On Wednesday, Khan released a remarkable statement by NFL standards (standards which, we grant, are so low as to be subterranean), calling Meyer’s behavior “inexcusable” and saying he “must regain our trust and respect.” After that, Meyer stood behind a lectern with his arms folded over his chest, the body language of someone who is not at all accustomed to being held to task for his decisions.

NFL players are not college players; the NFL is not the NCAA. In college, if Meyer couldn’t get a player to play by his rules, he could threaten to recruit someone who will. In college, if Meyer wanted to abandon his team after a road game, the administration and boosters would let it slide because in that twisted world winning football games is placed above everything else. In college, Meyer could harbor a serial abuser on his coaching staff for years, but it’s not so easy to hire a racist bully in the NFL.
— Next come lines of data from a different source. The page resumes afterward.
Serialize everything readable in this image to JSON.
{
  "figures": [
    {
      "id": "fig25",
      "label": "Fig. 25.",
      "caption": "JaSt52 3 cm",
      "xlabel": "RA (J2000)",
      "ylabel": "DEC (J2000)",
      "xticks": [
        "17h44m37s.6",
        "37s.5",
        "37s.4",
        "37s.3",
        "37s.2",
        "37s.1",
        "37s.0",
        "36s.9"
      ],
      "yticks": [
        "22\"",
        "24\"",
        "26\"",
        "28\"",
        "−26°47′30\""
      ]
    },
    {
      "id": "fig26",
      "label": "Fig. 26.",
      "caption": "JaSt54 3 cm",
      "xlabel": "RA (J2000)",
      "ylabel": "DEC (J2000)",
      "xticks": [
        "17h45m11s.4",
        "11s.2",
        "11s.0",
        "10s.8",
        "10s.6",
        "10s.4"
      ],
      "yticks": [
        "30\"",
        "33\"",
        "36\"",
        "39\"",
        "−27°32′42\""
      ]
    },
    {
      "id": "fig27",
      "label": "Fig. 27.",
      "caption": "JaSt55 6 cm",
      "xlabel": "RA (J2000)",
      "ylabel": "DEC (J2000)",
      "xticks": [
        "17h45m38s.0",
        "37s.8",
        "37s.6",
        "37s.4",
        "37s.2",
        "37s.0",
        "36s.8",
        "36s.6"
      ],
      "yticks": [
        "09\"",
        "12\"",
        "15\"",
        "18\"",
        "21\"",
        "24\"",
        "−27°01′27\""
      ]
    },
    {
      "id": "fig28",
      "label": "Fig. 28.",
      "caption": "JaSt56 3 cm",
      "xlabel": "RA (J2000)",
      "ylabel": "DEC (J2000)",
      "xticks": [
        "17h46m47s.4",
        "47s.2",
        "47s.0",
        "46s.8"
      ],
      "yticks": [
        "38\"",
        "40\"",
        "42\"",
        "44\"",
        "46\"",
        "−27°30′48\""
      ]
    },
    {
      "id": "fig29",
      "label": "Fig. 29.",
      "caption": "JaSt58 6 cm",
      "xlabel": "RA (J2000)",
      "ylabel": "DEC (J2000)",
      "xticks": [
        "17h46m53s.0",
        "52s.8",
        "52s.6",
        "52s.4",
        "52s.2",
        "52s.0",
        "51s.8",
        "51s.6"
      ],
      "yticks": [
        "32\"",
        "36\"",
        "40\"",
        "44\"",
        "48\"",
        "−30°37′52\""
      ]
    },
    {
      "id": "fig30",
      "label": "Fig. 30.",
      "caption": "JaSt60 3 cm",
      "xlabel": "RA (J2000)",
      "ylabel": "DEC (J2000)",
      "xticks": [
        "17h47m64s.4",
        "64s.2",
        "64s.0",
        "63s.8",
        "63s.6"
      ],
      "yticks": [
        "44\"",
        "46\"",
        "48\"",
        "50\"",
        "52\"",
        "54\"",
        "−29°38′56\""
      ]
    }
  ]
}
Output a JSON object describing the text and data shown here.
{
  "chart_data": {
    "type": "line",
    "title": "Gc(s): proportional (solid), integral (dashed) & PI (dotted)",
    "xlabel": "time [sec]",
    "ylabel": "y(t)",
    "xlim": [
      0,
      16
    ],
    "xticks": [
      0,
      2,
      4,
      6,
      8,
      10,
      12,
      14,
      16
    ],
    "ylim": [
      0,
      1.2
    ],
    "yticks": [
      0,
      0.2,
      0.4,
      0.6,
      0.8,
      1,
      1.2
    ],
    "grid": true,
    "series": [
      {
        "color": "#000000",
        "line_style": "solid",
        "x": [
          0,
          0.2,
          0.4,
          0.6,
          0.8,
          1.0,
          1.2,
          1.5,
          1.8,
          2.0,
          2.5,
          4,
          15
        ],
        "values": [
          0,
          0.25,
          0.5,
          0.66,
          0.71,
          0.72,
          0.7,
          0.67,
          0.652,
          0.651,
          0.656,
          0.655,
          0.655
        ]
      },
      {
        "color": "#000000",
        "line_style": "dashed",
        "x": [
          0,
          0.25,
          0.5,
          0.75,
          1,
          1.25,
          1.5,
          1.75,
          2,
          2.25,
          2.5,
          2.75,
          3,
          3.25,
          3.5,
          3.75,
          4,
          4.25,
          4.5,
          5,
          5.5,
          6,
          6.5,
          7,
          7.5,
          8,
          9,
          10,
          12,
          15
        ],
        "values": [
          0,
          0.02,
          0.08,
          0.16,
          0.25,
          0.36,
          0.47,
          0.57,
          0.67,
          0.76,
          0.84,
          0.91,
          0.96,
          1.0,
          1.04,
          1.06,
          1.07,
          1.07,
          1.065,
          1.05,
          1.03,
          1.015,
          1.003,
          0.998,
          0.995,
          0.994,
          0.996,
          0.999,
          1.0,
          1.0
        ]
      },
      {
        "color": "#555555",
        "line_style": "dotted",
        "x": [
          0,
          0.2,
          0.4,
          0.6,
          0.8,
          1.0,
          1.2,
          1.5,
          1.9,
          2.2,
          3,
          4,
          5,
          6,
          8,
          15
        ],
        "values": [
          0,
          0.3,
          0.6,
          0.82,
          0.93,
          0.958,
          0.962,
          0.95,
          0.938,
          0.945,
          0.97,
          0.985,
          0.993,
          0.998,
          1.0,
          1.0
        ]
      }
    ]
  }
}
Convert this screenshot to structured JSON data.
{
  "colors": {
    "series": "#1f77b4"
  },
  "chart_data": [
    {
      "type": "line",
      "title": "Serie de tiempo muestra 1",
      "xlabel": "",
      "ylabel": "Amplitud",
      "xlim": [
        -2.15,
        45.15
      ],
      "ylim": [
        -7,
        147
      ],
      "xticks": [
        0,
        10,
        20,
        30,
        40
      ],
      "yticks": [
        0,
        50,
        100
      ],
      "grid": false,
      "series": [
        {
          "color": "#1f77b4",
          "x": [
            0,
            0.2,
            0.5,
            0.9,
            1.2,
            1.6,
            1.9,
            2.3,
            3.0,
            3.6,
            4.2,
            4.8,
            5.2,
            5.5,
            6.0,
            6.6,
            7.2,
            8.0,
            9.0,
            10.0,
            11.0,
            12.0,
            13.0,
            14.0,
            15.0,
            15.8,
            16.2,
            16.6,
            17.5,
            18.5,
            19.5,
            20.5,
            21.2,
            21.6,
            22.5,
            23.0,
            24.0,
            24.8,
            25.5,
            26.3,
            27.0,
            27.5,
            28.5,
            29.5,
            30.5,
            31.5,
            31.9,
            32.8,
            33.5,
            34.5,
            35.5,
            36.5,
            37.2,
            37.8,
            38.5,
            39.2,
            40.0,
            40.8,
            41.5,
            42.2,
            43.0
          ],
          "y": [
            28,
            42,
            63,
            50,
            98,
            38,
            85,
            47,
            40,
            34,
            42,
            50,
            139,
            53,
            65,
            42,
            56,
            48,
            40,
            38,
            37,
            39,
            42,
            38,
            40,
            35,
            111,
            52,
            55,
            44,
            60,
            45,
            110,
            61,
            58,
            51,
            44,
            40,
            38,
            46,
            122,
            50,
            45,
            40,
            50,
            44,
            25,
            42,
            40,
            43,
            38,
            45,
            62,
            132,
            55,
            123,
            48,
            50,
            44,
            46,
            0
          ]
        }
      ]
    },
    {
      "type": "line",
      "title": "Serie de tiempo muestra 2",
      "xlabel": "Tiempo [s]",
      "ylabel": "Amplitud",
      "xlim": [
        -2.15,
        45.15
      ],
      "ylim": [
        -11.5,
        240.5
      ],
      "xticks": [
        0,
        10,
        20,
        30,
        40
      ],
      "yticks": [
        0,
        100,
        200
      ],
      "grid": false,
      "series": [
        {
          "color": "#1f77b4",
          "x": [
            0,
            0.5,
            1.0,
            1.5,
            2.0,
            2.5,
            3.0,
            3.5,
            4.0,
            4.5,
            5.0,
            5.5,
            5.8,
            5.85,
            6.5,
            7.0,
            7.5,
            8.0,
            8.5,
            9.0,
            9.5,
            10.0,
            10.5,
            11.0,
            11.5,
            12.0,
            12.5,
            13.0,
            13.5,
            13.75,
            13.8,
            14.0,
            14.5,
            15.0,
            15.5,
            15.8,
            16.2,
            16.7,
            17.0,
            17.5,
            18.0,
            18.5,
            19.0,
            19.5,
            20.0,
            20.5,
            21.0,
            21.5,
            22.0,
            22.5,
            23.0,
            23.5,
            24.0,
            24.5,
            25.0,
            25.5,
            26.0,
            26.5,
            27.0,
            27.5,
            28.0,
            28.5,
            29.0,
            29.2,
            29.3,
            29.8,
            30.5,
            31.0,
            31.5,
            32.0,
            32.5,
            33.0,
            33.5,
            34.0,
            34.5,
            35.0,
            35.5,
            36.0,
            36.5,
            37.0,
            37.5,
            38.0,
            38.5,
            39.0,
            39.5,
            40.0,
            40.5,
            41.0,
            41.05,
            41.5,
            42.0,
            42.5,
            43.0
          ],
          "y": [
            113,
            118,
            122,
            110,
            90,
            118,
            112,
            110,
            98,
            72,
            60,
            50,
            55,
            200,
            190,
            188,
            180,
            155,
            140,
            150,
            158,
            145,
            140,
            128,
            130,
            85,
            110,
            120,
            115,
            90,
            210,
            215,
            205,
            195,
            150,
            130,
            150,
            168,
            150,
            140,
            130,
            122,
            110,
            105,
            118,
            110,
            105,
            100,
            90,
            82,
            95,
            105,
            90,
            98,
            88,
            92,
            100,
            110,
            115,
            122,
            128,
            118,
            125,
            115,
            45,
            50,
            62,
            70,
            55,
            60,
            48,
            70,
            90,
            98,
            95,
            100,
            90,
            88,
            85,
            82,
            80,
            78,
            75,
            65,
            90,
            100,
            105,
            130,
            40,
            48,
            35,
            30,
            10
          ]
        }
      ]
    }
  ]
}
Please don’t misinterpret any of this as some kind of celebration of the ethical standards in the NFL because it certainly isn’t. If Meyer hadn’t been caught on video last weekend or he’d led the Jaguars to even one win to this point, all of this backlash might not be happening. If at some other point in his career he actually faced consequences, Meyer may have been humbled enough so as not to behave with such arrogance now.

There is only one cardinal sin in the NFL, or so they say: being a distraction. The only one in Jacksonville right now is the head coach.